The final patient I come in contact with is a man with a strangely curved neck. His anatomy is already deviant, and a fall has exacerbated the weakness of the neck. The staff are trying to restrict his movements in any way possible while they search for an unequal neck brace. In the end, Kathy and the hospital personnel decide to combine two different neck braces and set upon the task as I am brought to the Orthopedic Research office.
I am introduced to Jordan Morgan, a recent college graduate, who works on compiling data retroactively to produce papers on the efficacy of certain orthopedic operational and treatment protocols. He talks about how difficult it is to read certain angles of X-rays and how it’s amazing when his data shows statistical significance. I am amazed by some of the minute classifications he must do in order to group certain fractures, and Jordan is happy to explain his research.

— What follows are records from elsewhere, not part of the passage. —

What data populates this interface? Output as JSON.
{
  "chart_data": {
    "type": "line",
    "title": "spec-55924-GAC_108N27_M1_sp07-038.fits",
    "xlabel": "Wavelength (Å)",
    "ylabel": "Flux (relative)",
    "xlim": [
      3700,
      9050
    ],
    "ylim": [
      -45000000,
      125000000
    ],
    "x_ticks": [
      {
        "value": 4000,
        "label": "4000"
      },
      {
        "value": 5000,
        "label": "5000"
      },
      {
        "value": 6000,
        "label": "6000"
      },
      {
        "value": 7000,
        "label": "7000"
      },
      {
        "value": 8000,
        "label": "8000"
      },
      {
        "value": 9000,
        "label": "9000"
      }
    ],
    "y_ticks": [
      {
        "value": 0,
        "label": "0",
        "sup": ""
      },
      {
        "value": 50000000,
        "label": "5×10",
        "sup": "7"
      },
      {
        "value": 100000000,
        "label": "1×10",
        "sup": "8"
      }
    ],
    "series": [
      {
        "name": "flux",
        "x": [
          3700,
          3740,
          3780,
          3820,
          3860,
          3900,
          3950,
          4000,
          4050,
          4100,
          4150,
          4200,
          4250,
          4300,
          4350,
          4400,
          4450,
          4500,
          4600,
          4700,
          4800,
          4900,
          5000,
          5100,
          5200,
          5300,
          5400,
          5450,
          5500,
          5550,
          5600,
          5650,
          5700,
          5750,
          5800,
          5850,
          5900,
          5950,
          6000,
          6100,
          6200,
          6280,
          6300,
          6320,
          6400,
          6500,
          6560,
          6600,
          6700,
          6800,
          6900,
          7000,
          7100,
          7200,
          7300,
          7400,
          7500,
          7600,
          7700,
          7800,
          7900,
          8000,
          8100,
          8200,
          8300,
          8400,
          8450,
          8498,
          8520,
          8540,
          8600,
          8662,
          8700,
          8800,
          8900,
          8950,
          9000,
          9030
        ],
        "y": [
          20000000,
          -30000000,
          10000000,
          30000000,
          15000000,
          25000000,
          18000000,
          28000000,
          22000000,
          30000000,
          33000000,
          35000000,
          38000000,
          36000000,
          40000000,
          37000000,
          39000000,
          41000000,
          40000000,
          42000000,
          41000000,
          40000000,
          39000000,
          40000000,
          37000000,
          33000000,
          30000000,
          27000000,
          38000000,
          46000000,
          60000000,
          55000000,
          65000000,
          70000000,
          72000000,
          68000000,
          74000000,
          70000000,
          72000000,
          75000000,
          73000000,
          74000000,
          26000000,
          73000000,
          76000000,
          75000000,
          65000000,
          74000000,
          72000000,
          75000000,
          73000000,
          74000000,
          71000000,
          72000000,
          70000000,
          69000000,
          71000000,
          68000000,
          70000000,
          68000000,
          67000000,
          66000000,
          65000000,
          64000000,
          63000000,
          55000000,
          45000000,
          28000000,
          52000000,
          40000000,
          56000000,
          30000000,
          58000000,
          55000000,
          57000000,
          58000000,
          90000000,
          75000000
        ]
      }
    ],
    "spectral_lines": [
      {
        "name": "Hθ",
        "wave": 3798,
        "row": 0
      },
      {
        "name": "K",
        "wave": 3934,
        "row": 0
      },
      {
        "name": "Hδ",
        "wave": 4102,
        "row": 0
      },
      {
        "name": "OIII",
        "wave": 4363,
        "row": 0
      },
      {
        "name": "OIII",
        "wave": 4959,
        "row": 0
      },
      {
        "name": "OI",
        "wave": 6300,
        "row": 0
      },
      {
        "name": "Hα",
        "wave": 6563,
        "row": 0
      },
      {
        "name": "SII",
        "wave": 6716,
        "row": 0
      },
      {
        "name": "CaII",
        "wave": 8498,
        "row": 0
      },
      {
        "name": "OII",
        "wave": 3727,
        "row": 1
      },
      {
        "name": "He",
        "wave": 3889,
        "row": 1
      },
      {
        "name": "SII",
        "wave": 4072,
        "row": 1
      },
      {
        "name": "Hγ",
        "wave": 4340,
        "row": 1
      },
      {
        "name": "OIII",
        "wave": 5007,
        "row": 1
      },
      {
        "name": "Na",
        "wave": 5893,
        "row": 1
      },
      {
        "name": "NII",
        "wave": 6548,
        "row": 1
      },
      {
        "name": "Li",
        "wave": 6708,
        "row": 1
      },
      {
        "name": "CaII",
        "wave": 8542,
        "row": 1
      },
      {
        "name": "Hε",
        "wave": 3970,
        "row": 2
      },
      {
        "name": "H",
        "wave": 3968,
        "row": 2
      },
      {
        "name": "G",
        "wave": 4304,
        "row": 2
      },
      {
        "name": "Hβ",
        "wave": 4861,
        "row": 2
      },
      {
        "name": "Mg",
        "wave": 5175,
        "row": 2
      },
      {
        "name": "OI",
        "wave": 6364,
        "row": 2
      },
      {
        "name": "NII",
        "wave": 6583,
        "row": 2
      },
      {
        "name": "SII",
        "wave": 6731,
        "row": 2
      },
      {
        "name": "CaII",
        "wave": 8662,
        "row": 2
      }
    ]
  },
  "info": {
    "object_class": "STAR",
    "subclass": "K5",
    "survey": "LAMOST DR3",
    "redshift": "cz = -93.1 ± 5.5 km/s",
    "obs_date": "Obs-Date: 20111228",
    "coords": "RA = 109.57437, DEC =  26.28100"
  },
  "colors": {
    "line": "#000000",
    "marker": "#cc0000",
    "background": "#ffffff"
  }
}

As I leave MGH that last day, I am saddened to leave a place that was so friendly and inspiring. Suzanne Morrison was a wonderful alumni host, and I am really grateful for her ability to pick people that could show me the diversity of the hospital. I keep wishing I had more time to spend with Dr. Andrea Torri because his bright attitude and clear explanations made my first visits to an OR that much better. I hope that Kathy Burns get a second NP that compliments her perfectly, for she really deserves a capable partner to run the orthopedic trauma unit with openness, grace, and efficiency. In addition, I hope that Jordan Morgan’s research goes well and I am thankful for his willingness to explain it to me. Overall, I am hugely grateful to all the MGH staff that were courteous enough not only to let me see their hectic work but to actually slow down and explain it to a pre-med student. Their attitudes and abilities definitely make me want to become a doctor – not only for the knowledge, but for becoming a better person as well.